A POD-DeepONet Framework for Forward and Inverse Design of 2D Photonic Crystals
Yueqi Wang, Guanglian Li, Guang Lin
TL;DR
This work introduces a POD–DeepONet framework to jointly address forward and inverse band-structure design in 2D photonic crystals with binary, pixel-based $p4m$-symmetric unit cells. By projecting the high-dimensional Bloch-map onto a fixed POD trunk and learning reduced coefficients with a neural branch, the authors create a differentiable, low-cost forward surrogate, enabling gradient-based inverse design for dispersion-to-structure and band-gap targets. They prove continuity and a universal-approximation property for the surrogate and demonstrate substantial gains in accuracy and robustness over baseline methods across forward predictions and two inverse tasks.
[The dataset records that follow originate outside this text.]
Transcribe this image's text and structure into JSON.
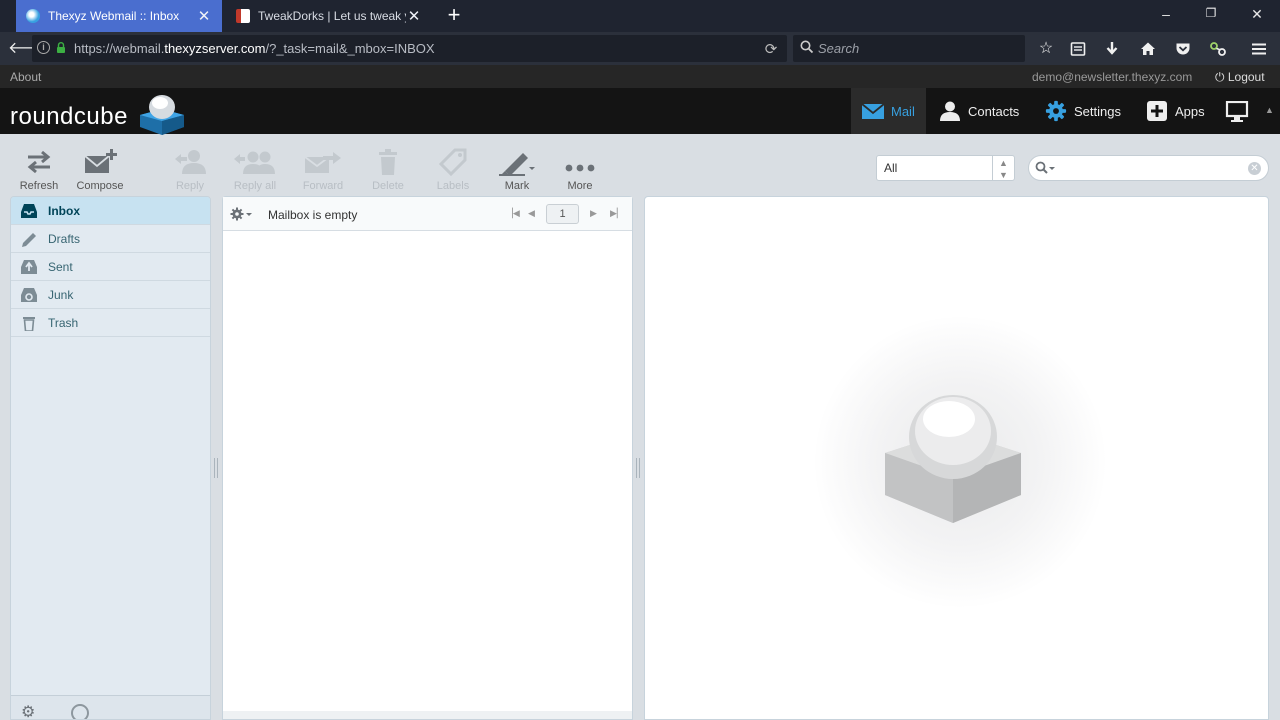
{
  "browser": {
    "tabs": [
      {
        "title": "Thexyz Webmail :: Inbox",
        "active": true
      },
      {
        "title": "TweakDorks | Let us tweak y",
        "active": false
      }
    ],
    "url_prefix": "https://webmail.",
    "url_domain": "thexyzserver.com",
    "url_path": "/?_task=mail&_mbox=INBOX",
    "search_placeholder": "Search"
  },
  "topline": {
    "about": "About",
    "username": "demo@newsletter.thexyz.com",
    "logout": "Logout"
  },
  "header": {
    "logo_text": "roundcube",
    "tasks": [
      {
        "label": "Mail",
        "icon": "envelope-icon",
        "selected": true
      },
      {
        "label": "Contacts",
        "icon": "person-icon",
        "selected": false
      },
      {
        "label": "Settings",
        "icon": "gear-icon",
        "selected": false
      },
      {
        "label": "Apps",
        "icon": "plus-icon",
        "selected": false
      }
    ]
  },
  "toolbar": {
    "refresh": "Refresh",
    "compose": "Compose",
    "reply": "Reply",
    "reply_all": "Reply all",
    "forward": "Forward",
    "delete": "Delete",
    "labels": "Labels",
    "mark": "Mark",
    "more": "More",
    "filter_value": "All"
  },
  "folders": [
    {
      "label": "Inbox",
      "icon": "inbox-icon",
      "selected": true
    },
    {
      "label": "Drafts",
      "icon": "pencil-icon",
      "selected": false
    },
    {
      "label": "Sent",
      "icon": "sent-icon",
      "selected": false
    },
    {
      "label": "Junk",
      "icon": "junk-icon",
      "selected": false
    },
    {
      "label": "Trash",
      "icon": "trash-icon",
      "selected": false
    }
  ],
  "messagelist": {
    "status": "Mailbox is empty",
    "page": "1"
  },
  "colors": {
    "active_tab": "#4a6ecf",
    "mail_accent": "#37a0e0",
    "selected_folder": "#c7e2f1"
  }
}
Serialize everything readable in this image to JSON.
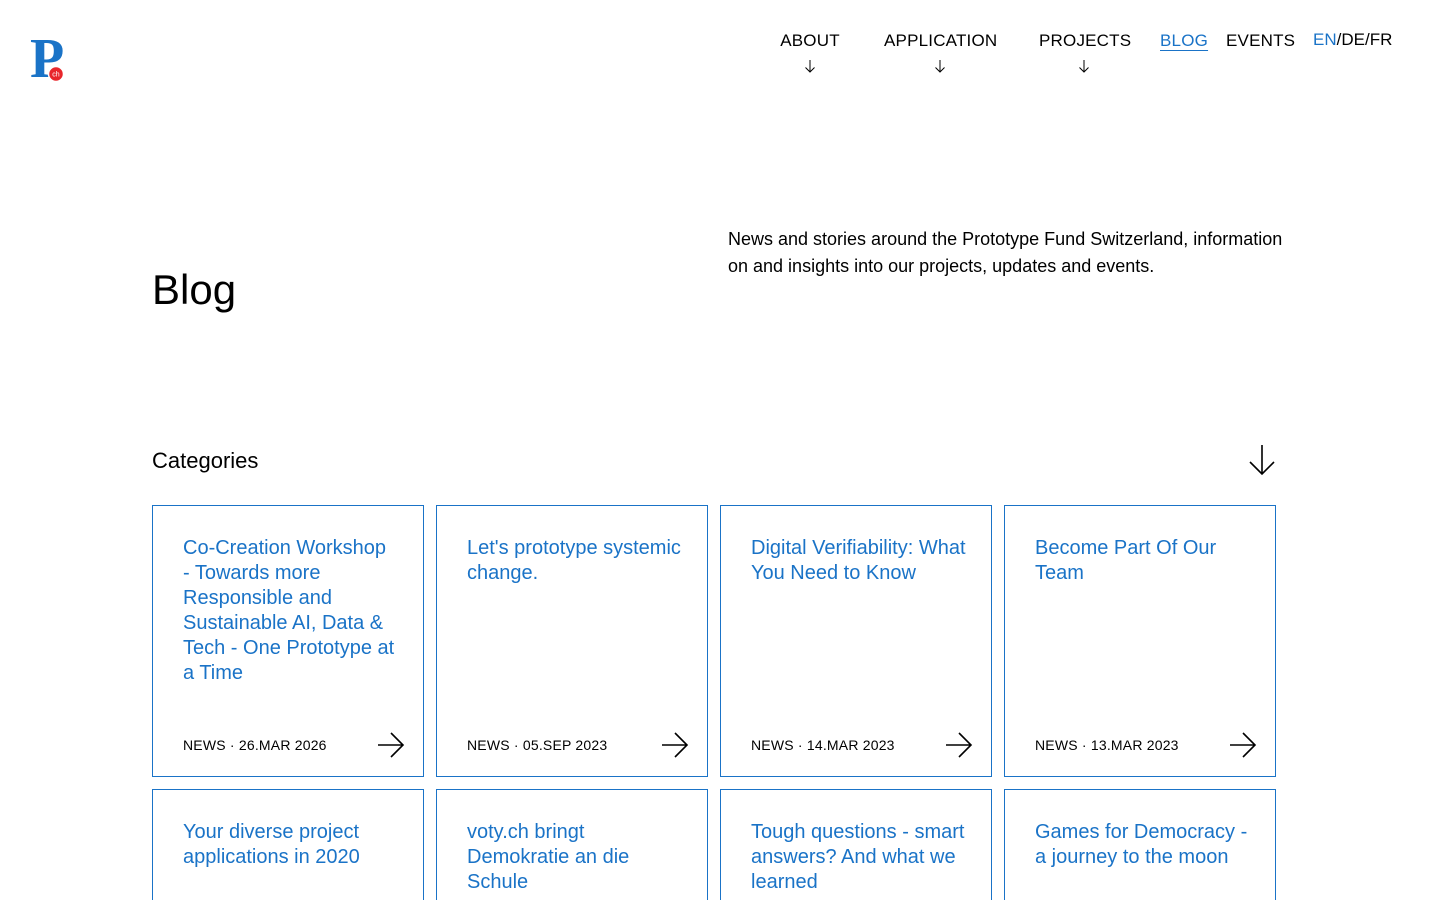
{
  "brand": {
    "logo_letter": "P",
    "logo_badge": "ch"
  },
  "nav": {
    "items": [
      {
        "label": "ABOUT",
        "has_dropdown": true,
        "active": false
      },
      {
        "label": "APPLICATION",
        "has_dropdown": true,
        "active": false
      },
      {
        "label": "PROJECTS",
        "has_dropdown": true,
        "active": false
      },
      {
        "label": "BLOG",
        "has_dropdown": false,
        "active": true
      },
      {
        "label": "EVENTS",
        "has_dropdown": false,
        "active": false
      }
    ],
    "languages": {
      "en": "EN",
      "de": "DE",
      "fr": "FR",
      "separator": "/",
      "active": "EN"
    }
  },
  "page": {
    "title": "Blog",
    "intro": "News and stories around the Prototype Fund Switzerland, information on and insights into our projects, updates and events."
  },
  "categories": {
    "label": "Categories"
  },
  "posts": [
    {
      "title": "Co-Creation Workshop - Towards more Responsible and Sustainable AI, Data & Tech - One Prototype at a Time",
      "category": "NEWS",
      "date": "26.MAR 2026"
    },
    {
      "title": "Let's prototype systemic change.",
      "category": "NEWS",
      "date": "05.SEP 2023"
    },
    {
      "title": "Digital Verifiability: What You Need to Know",
      "category": "NEWS",
      "date": "14.MAR 2023"
    },
    {
      "title": "Become Part Of Our Team",
      "category": "NEWS",
      "date": "13.MAR 2023"
    },
    {
      "title": "Your diverse project applications in 2020",
      "category": "",
      "date": ""
    },
    {
      "title": "voty.ch bringt Demokratie an die Schule",
      "category": "",
      "date": ""
    },
    {
      "title": "Tough questions - smart answers? And what we learned",
      "category": "",
      "date": ""
    },
    {
      "title": "Games for Democracy - a journey to the moon",
      "category": "",
      "date": ""
    }
  ],
  "colors": {
    "accent": "#1a73c7",
    "badge": "#e8262b",
    "text": "#000000",
    "background": "#ffffff"
  },
  "icons": {
    "nav_dropdown": "arrow-down-icon",
    "categories_toggle": "arrow-down-icon",
    "card_link": "arrow-right-icon"
  }
}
The approach significantly accelerates high-contrast photonic design workflows and provides a principled path toward reliable, data-driven inverse engineering in metamaterials. Potential impact includes faster materials screening, reliable gap engineering, and a foundation for uncertainty-aware inverse design in photonic-crystal devices.
Abstract
We develop a reduced-order operator-learning framework for forward and inverse band-structure design of two-dimensional photonic crystals with binary, pixel-based $p4m$-symmetric unit cells. We construct a POD--DeepONet surrogate for the discrete band map along the standard high-symmetry path by coupling a POD trunk extracted from high-fidelity finite-element band snapshots with a neural branch network that predicts reduced coefficients. This architecture yields a compact and differentiable forward model that is tailored to the underlying Bloch eigenvalue discretization. We establish continuity of the discrete band map on the relaxed design space and prove a uniform approximation property of the POD--DeepONet surrogate, leading to a natural decomposition of the total surrogate error into POD truncation and network approximation contributions. Building on this forward surrogate, we formulate two end-to-end neural inverse design procedures, namely dispersion-to-structure and band-gap inverse design, with training objectives that combine data misfit, binarity promotion, and supervised regularization to address the intrinsic non-uniqueness of the inverse mapping and to enable stable gradient-based optimization in the relaxed space. Our numerical results show that the proposed framework achieves accurate forward predictions and produces effective inverse designs on practical high-contrast, pixel-based photonic layouts.